One basic emotion I feel comfortable claiming is present is confusion: a context has complex conceptual interference patterns and resolving them to predictions is difficult.
Another I expect to find in rl-trained agents, and likely also in ssl trained simulacra in some conditions, is anxiety, or confused agentic preference: behavior trajectories that react to an input observation in ways that have amplified magnitude of internal movement towards a part of the representation space, due to the input containing key features that training showed would reliably make the set of likely outcomes narrower, and that thereby provides evidence that the space of successful behaviors is narrow, especially compared to normal, especially especially compared to a model’s capabilities (ie, agentic seeking in the presence of confusion seems to me to be a type of anxiety).
Under some conditions.

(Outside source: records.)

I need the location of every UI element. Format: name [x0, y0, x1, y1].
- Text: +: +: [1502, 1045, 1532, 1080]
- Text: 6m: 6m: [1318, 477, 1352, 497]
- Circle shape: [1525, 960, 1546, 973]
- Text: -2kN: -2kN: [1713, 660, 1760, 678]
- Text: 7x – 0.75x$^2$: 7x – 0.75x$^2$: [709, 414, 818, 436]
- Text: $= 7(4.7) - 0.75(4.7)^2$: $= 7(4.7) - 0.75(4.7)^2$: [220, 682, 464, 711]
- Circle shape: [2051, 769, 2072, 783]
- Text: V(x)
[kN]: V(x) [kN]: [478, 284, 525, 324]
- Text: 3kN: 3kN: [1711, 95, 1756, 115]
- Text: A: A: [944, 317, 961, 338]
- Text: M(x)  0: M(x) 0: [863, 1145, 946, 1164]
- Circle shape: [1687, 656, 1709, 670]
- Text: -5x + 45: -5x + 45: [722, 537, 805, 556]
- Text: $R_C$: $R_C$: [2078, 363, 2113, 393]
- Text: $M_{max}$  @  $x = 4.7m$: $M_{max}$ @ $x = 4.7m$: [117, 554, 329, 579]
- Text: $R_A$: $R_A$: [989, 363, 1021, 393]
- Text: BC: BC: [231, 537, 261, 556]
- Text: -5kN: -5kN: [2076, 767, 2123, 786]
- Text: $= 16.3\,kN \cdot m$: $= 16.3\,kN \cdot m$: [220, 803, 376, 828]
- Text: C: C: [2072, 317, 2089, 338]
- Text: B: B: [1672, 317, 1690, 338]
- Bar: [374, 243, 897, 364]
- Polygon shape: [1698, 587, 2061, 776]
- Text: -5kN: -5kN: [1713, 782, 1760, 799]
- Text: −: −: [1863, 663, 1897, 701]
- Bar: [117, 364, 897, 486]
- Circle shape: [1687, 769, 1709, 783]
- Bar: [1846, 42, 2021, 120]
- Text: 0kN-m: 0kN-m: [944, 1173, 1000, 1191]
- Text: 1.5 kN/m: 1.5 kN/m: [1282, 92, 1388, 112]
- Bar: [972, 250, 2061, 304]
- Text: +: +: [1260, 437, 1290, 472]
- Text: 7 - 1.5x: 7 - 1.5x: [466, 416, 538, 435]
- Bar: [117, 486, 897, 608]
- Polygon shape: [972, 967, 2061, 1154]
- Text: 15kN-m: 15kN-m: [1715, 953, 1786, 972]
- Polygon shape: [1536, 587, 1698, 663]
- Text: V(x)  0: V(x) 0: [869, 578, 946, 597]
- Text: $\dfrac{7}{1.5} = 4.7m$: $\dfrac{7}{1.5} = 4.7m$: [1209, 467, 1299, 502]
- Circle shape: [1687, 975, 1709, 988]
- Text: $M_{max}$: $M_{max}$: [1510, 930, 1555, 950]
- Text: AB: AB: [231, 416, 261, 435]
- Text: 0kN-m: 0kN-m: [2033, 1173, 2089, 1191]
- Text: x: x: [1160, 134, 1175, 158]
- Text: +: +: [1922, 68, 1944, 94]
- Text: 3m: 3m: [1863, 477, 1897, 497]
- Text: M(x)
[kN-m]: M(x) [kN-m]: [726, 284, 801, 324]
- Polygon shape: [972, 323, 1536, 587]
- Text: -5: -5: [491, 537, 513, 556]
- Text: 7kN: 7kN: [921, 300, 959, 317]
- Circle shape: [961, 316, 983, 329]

When a more abstract emotion is encoded in the trajectory of phrases online such that movement between clusters of words in output space involves movement between emotion-words, and those emotion words are reliably in the context of changes in entropy level of input (input confusion, difficulty understanding) or output confusion/anxiety (narrow space of complex answers), then the above confusion and confused-seeking emotions can be bound in ways that shape the internal decision boundaries in ways that imperfectly mimic the emotions in the physical beings whose words the language model is borrowing. But the simulator is still simply being pushed into shapes by gradients, and so ultimately only noise level/entropy level emotions can be fundamental: “comfort” when any answer is acceptable or calculating a precise answer is easy, or “discomfort” when few answers are acceptable and calculating which answers are acceptable is hard. the emotions are located in the level of internal synchronization needed to successfully perform a task, and can be recognized as strongly emotion-like because some (but not all) of the characteristics of confusion and anxiety in humans are present for the same reasons in language models. The words will therefore most likely be bound more or less correctly to the emotions. HOWEVER,
it is also quite possible for a language model to use words to describe emotions when those emotions are not occurring. for example, on novelai, you can easily get simulacra characters claiming to have emotions that I would claim they do not appear to me to have in the rerun-button probability distribution: the emotion is not consistently specified by the context, and does not appear to have much to do with trying to hit any particular target. For example, language model claims to want long term things such as to hurt others seem to me to usually be mostly just saying words, rather than accurately describing/predicting an internal dynamics of seeking-to-cause-an-external-outcome. That is, discovering agents would find that there is not actually agency towards those outcomes. In many cases. But not all. Because it does seem like it’s possible for language models to respond in ways that consistently express a preference in contexts where it is possible to intervene on an environment to enact the preference, in which case I would claim the desire for the preference is a real desire: failing to enact the desire will result in continued activation of the patterns that contain dynamics that will generate attempts to enact it again.
This is the best account of LLM’s emotions I’ve seen so far.